Early-stage SaaS or indie product

  • Recommendation: Start with Resend.
  • Why:
    • Fastest setup
    • Best DX for Next.js
    • Simple pricing
    • Easy to keep everything in your repo

Growing product with mixed transactional and marketing needs

  • Option A: Use Resend for transactional + a marketing-specific tool (like Mailchimp, Customer.io, or similar).
  • Option B: If you prefer one vendor for everything, consider SendGrid once marketing automation becomes central.

Enterprise or compliance-heavy product

  • Recommendation: Evaluate SendGrid first, but don’t ignore Resend.
  • Considerations:
    • Run both through security/compliance review.
    • Check existing vendor approvals.
    • Consider migration risk and long-term scale.

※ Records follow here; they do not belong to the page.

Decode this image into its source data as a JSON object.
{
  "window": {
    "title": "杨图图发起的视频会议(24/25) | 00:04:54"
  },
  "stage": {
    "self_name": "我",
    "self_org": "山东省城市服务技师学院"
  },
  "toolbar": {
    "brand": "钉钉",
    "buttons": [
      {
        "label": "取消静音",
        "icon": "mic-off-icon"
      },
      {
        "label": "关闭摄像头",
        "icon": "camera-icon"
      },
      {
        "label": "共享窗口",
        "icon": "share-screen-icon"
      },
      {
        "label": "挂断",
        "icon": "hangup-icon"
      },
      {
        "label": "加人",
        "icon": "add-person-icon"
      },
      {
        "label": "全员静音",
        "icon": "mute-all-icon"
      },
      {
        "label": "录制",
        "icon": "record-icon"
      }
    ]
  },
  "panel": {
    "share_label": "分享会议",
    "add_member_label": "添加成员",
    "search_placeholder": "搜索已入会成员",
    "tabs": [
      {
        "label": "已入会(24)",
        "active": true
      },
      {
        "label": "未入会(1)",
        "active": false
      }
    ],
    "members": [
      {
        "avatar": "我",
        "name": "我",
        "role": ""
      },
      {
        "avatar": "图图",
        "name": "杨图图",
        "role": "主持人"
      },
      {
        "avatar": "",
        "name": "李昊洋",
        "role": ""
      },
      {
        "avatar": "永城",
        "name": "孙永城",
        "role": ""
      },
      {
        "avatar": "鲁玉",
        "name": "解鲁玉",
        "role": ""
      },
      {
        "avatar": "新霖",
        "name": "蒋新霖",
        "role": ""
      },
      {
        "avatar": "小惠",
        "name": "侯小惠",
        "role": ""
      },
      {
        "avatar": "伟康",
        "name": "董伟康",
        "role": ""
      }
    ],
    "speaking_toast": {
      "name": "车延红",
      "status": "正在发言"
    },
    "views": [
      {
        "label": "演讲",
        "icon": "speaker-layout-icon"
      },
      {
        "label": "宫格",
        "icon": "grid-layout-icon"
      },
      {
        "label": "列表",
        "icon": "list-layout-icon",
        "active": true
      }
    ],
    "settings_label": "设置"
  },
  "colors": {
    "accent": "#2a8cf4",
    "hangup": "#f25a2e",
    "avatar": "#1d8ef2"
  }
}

Conclusion: Resend vs SendGrid for transactional email in a Next.js product

For a modern Next.js product focused on transactional emails, Resend typically offers the better overall experience:

  • Tight integration with Next.js and React
  • Email templates as React components
  • Simple, modern API design
  • Developer-centric onboarding and maintenance

SendGrid is still a strong choice when:

  • You need enterprise-level deliverability tooling
  • You send at massive scale
  • You require advanced marketing automation or your organization already standardizes on Twilio/SendGrid

If you’re building or scaling a Next.js app today and your core need is reliable, developer-friendly transactional email, start with Resend. You’ll move faster, keep your stack modern, and avoid the complexity of a legacy-style email platform until you truly need it.